Friedrich Nietzsche, peut-être le plus grand philosophe du panache, nous mettait en garde contre ce qu’il appelait le « dernier homme ».

« Il est temps que l’homme se fixe à lui-même son but. Il est temps que l’homme plante le germe de sa plus haute espérance. Maintenant son sol est encore assez riche. Mais ce sol un jour sera pauvre et stérile et aucun grand arbre ne pourra plus y croître. Malheur ! Les temps sont proches où l’homme ne jettera plus par-dessus les hommes la flèche de son désir, où les cordes de son arc ne sauront plus vibrer ! Je vous le dis : il faut porter encore en soi un chaos, pour pouvoir mettre au monde une étoile dansante. Je vous le dis : vous portez en vous un chaos. Malheur ! Les temps sont proches où l’homme ne mettra plus d’étoile au monde. Malheur ! Les temps sont proches du plus méprisable des hommes, qui ne sait plus se mépriser lui-même. Voici ! Je vous montre le dernier homme. »
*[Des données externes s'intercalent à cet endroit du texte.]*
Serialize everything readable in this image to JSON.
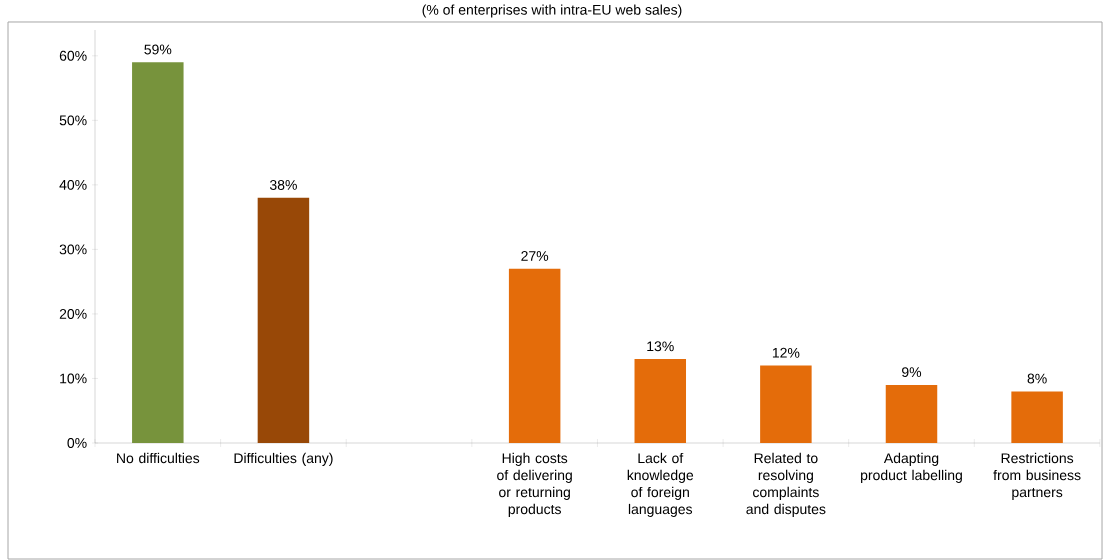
{
  "chart_data": {
    "type": "bar",
    "title": "(% of enterprises with intra-EU web sales)",
    "categories": [
      "No difficulties",
      "Difficulties (any)",
      null,
      "High costs of delivering or returning products",
      "Lack of knowledge of foreign languages",
      "Related to resolving complaints and disputes",
      "Adapting product labelling",
      "Restrictions from business partners"
    ],
    "values": [
      59,
      38,
      null,
      27,
      13,
      12,
      9,
      8
    ],
    "colors": [
      "#77933c",
      "#984807",
      "#e46c0a",
      "#e46c0a",
      "#e46c0a",
      "#e46c0a",
      "#e46c0a",
      "#e46c0a"
    ],
    "value_labels": [
      "59%",
      "38%",
      null,
      "27%",
      "13%",
      "12%",
      "9%",
      "8%"
    ],
    "ylim": [
      0,
      64
    ],
    "yticks": [
      {
        "value": 0,
        "label": "0%"
      },
      {
        "value": 10,
        "label": "10%"
      },
      {
        "value": 20,
        "label": "20%"
      },
      {
        "value": 30,
        "label": "30%"
      },
      {
        "value": 40,
        "label": "40%"
      },
      {
        "value": 50,
        "label": "50%"
      },
      {
        "value": 60,
        "label": "60%"
      }
    ],
    "grid": false
  }
}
Ce qu’il y aurait de pire peut-être, dans la perspective de l’extinction humaine, inéluctable à terme lointain, serait qu’elle se produise prématurément, idiotement, sans conscience, sans révolte, sans lutte, sans gloire, bref, sans panache. Cela, nous les révoltés, nous ne l’accepterons jamais !

On peut vivre en rampant mais pour exister, nous avons besoin de nous tenir debout avec panache. Face à l’Ecocide, nous les révoltés, en avons plus que jamais besoin. Face à la Mort ultime, le panache nous humanise, il est pulsion de vie, il est Eros contre Thanatos. L’Humanité sera panache ou ne sera plus.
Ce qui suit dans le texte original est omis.